“If you try speed humps or disconnections for peer-to-peer, people will simply either disguise their traffic or share the content another way. It is a game of Tom and Jerry and you will never catch the mouse. The mouse always wins in this battle and we need to be careful that politicians do not get talked into putting legislation in place that, in the end, ends up looking stupid”

“Si intentas imponer limitaciones o desconexiones para el P2P, la gente simplemente ocultará su tráfico o compartirá los contenidos de otras maneras. Es un juego de Tom y Jerry, y nunca conseguirás coger al ratón. El ratón siempre gana en esta batalla, y tenemos que tener cuidado para que los políticos no sean influenciados para aprobar leyes que, al final, siempre acaban pareciendo estúpidas”

(vía Slashdot).

Lo dice Charles Dunstone, el CEO de Carphone Warehouse, en reacción a las recientes medidas del gobierno británico optando por reducciones en la velocidad en lugar de la desconexión de quienes utilicen redes P2P. Una medida que se está hablando también en España a instancias de esa Coalición de Intermediarios Neoluditas que se creen Creadores, y que vuelve a demostrar su escaso o nulo conocimiento del entorno de la red (no hay más que observar su nula presencia en la misma, o la “página web” de su presidente, Aldo Olcese).
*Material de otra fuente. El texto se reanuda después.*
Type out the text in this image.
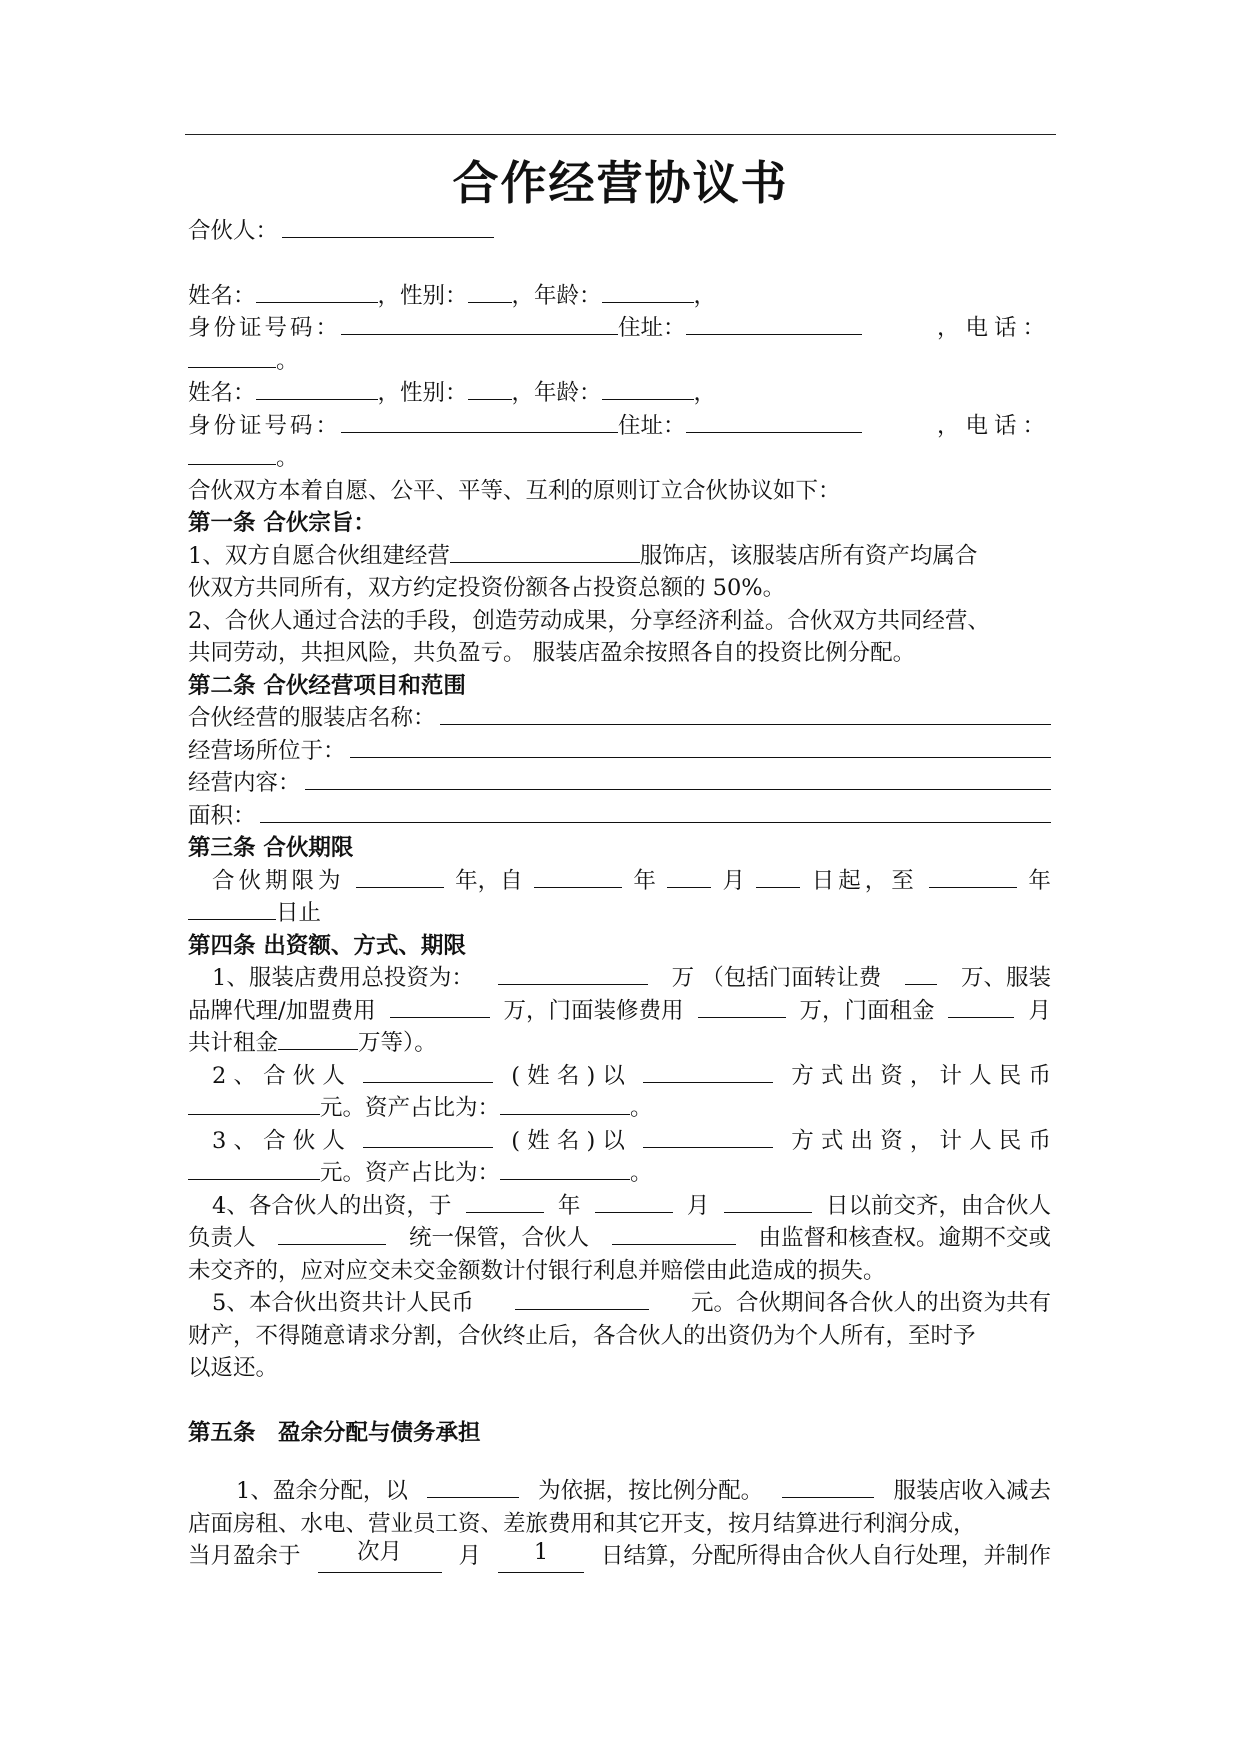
合作经营协议书
合伙人：
姓名：	，性别： ，年龄：	，
身份证号码：	住址：	，电话：
。
姓名：	，性别： ，年龄：	，
身份证号码：	住址：	，电话：
。
合伙双方本着自愿、公平、平等、互利的原则订立合伙协议如下：
第一条 合伙宗旨：
1、双方自愿合伙组建经营	服饰店，该服装店所有资产均属合
伙双方共同所有，双方约定投资份额各占投资总额的 50%。
2、合伙人通过合法的手段，创造劳动成果，分享经济利益。合伙双方共同经营、
共同劳动，共担风险，共负盈亏。 服装店盈余按照各自的投资比例分配。
第二条 合伙经营项目和范围
合伙经营的服装店名称：
经营场所位于：
经营内容：
面积：
第三条 合伙期限
合伙期限为	年，自	年	月	日起，至	年
日止
第四条 出资额、方式、期限
1、服装店费用总投资为：	万 （包括门面转让费	万、服装
品牌代理/加盟费用	万，门面装修费用	万，门面租金	月
共计租金	万等）。
2 、 合 伙 人	( 姓 名 ) 以	方 式 出 资 ， 计 人 民 币
元。资产占比为：	。
3 、 合 伙 人	( 姓 名 ) 以	方 式 出 资 ， 计 人 民 币
元。资产占比为：	。
4、各合伙人的出资，于	年	月	日以前交齐，由合伙人
负责人	统一保管，合伙人	由监督和核查权。逾期不交或
未交齐的，应对应交未交金额数计付银行利息并赔偿由此造成的损失。
5、本合伙出资共计人民币	元。合伙期间各合伙人的出资为共有
财产，不得随意请求分割，合伙终止后，各合伙人的出资仍为个人所有，至时予
以返还。
第五条　盈余分配与债务承担
1、盈余分配，以	为依据，按比例分配。	服装店收入减去
店面房租、水电、营业员工资、差旅费用和其它开支，按月结算进行利润分成，
当月盈余于	次月	月	1	日结算，分配所得由合伙人自行处理，并制作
Pero en España, no solo los neoluditas culturales resultan peligrosos. Lo que verdaderamente llama la atención en España es la presencia de una entidad como Redtel, que supuestamente representa los intereses de Telefonica, Orange, Vodafone y Ono (apunta estos nombres por lo que pueda venir), y que en lugar de actuar como Charles Dunstone y su ISP, TalkTalk, o al menos como esos ISP norteamericanos que deciden mantenerse al margen de propuestas similares de la RIAA, se dediquen a coquetear con los neoluditas en negociaciones que van claramente en contra de los intereses de sus clientes. Clientes que, cuando vean venir medidas como las que se anuncian, no olvidarán quién estuvo ahí.

Las “reducciones de velocidad” no son una solución mejor, ni menos mala. Si un ISP quiere libremente ofrecer una tarifa con límite de descarga total que a partir de una cantidad de información descargada por el usuario rebaje su velocidad, que lo haga, y que el mercado decida sobre su oferta en libre competencia con otros. Pero que sea a partir de los bits totales descargados, no en función de si se utiliza un protocolo u otro. Porque para saber si se utiliza un protocolo u otro tienes que espiar al cliente, vulnerar la neutralidad de la red y convertir Internet en algo diferente a lo que Internet es. Si admitimos la rebaja de velocidad en función del protocolo utilizado o de la naturaleza de lo descargado, lo que venga después será mucho peor.